Monday, October 29, 2012

Wake Up Rip Van WInkle


Rip Van Winkle/Wake Up, Rip Van Winkle is another book in Steck-Vaughn's Point of View Series.

One side of the book tells an abbreviated version of the Rip Van Winkle Story. While I am not a huge fan of abbreviated classics it is always possible to skip this version and have students or your child read the classic instead. The other side is of more interest to me. When you flip the book up side down, the other side of the story is presented.

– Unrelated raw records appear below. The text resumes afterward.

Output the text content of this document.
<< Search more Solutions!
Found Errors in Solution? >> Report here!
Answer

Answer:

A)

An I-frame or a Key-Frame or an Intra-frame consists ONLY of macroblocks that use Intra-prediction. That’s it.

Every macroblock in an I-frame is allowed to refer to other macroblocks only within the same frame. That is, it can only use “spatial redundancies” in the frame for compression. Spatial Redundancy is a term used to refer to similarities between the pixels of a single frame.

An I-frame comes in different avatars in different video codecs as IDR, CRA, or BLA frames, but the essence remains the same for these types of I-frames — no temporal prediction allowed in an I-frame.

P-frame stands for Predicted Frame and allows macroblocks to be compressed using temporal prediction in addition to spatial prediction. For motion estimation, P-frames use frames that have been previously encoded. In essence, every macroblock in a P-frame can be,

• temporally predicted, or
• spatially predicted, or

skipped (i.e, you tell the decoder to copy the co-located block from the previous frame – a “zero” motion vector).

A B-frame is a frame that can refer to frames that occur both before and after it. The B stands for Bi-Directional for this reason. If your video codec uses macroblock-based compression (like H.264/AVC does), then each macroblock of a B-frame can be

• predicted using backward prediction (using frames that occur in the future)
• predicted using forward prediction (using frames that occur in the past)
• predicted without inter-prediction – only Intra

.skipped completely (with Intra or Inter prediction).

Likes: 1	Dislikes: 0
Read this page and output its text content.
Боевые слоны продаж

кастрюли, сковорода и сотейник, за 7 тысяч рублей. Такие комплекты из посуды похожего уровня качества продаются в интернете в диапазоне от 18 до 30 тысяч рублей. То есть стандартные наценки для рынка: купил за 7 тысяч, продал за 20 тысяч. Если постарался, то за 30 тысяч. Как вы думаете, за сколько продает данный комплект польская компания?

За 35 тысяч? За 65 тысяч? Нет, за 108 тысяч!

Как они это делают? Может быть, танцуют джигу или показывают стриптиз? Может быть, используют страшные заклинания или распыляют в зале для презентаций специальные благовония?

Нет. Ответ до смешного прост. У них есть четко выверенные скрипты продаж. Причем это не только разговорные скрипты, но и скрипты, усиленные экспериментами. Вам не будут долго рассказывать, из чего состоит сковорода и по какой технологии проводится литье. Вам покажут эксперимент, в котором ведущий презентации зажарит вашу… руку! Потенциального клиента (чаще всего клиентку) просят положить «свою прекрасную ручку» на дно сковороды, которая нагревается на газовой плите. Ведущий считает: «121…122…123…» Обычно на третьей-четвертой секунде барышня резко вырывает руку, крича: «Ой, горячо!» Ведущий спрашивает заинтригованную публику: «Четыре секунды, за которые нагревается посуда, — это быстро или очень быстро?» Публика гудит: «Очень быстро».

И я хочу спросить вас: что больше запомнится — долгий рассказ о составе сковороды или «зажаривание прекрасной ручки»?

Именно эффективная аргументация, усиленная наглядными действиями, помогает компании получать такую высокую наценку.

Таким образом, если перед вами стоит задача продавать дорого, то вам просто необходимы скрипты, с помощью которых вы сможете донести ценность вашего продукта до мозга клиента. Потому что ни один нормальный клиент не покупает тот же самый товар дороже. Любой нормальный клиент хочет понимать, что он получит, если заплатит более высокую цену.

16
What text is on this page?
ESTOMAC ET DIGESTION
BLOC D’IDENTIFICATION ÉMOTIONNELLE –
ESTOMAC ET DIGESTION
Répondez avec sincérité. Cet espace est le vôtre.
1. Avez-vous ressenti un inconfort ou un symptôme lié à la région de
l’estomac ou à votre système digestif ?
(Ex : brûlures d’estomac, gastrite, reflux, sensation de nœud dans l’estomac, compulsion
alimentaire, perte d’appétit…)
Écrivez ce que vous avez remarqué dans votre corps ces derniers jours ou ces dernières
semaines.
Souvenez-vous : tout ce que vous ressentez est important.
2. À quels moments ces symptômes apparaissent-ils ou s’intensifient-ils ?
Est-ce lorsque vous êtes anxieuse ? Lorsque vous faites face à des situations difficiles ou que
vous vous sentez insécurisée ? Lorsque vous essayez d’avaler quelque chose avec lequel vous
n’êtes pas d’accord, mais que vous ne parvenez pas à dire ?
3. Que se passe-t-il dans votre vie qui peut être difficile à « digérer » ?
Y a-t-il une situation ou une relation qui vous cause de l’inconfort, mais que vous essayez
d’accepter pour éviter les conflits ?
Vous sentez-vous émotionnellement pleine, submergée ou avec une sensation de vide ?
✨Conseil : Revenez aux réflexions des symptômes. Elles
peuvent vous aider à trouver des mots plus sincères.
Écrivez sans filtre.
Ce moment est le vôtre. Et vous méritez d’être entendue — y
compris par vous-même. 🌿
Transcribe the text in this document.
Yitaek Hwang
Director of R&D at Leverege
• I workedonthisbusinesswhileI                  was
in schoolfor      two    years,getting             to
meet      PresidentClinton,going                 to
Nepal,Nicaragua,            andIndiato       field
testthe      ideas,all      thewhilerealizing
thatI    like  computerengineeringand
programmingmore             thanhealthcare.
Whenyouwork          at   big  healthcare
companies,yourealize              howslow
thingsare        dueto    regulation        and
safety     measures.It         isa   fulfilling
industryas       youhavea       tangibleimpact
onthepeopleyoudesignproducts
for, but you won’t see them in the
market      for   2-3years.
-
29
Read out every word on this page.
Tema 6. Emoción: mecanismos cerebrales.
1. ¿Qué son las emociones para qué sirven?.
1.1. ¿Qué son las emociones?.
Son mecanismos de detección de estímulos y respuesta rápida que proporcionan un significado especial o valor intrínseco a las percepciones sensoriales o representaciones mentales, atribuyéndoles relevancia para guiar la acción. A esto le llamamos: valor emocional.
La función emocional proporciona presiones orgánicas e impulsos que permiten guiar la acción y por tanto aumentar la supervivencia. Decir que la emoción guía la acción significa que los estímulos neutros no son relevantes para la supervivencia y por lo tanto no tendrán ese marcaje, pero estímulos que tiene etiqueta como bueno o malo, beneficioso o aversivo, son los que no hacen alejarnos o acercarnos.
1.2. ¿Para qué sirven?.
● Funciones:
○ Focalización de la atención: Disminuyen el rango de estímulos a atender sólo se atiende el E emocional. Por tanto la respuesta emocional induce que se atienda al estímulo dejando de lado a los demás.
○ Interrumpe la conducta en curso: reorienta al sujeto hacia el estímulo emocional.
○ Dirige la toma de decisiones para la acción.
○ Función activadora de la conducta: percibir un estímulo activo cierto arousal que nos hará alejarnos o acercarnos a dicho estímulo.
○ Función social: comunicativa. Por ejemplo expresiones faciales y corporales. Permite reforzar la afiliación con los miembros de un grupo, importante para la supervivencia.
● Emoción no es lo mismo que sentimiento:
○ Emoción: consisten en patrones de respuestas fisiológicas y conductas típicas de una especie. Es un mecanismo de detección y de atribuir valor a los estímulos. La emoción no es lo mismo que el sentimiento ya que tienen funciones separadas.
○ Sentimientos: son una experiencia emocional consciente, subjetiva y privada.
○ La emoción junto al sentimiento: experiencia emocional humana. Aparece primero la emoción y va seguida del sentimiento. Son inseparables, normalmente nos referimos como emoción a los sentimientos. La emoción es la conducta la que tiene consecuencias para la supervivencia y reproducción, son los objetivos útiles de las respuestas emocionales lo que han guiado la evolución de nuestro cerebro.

In the classic tale, Rip Van Winkle is married with children and while he will help the neighbors with chores never does any work for his own family. His wife grows frustrated with his failure to provide and Rip spends more time away from home telling stories to the local villagers. One day he leaves home and encounters some creatures in the wood who give him some drinks, which make him tired. He falls asleep. When he wakes he finds his gun is rusted and his beard long. He arrives home to find his wife dead and that he has missed the American Revolution.

In the alternate version, Rip’s daughter tells the tale. She is very protective of her mother and wants the world to know her mother is no shrew. She believes her mother was supportive of her father's storytelling and that it was her father who started the stories of her mother's nagging to cover up his own embarrassment. The daughter claims Rip Van Winkle's manipulation of the villager's opinions made life very difficult for her patient mother. In fact, any attempts to persuade him to come home and help reinforced the rumors he had started about her being a shrew. The daughter believes her mother ultimately died of a broken heart, not of anger as the cruel villagers implied.

This is one of the stronger entries in the series. Since both characters are flawed, there is a case to be made for both sides and the author has done a good job of using the daughter as a character witness for the mother.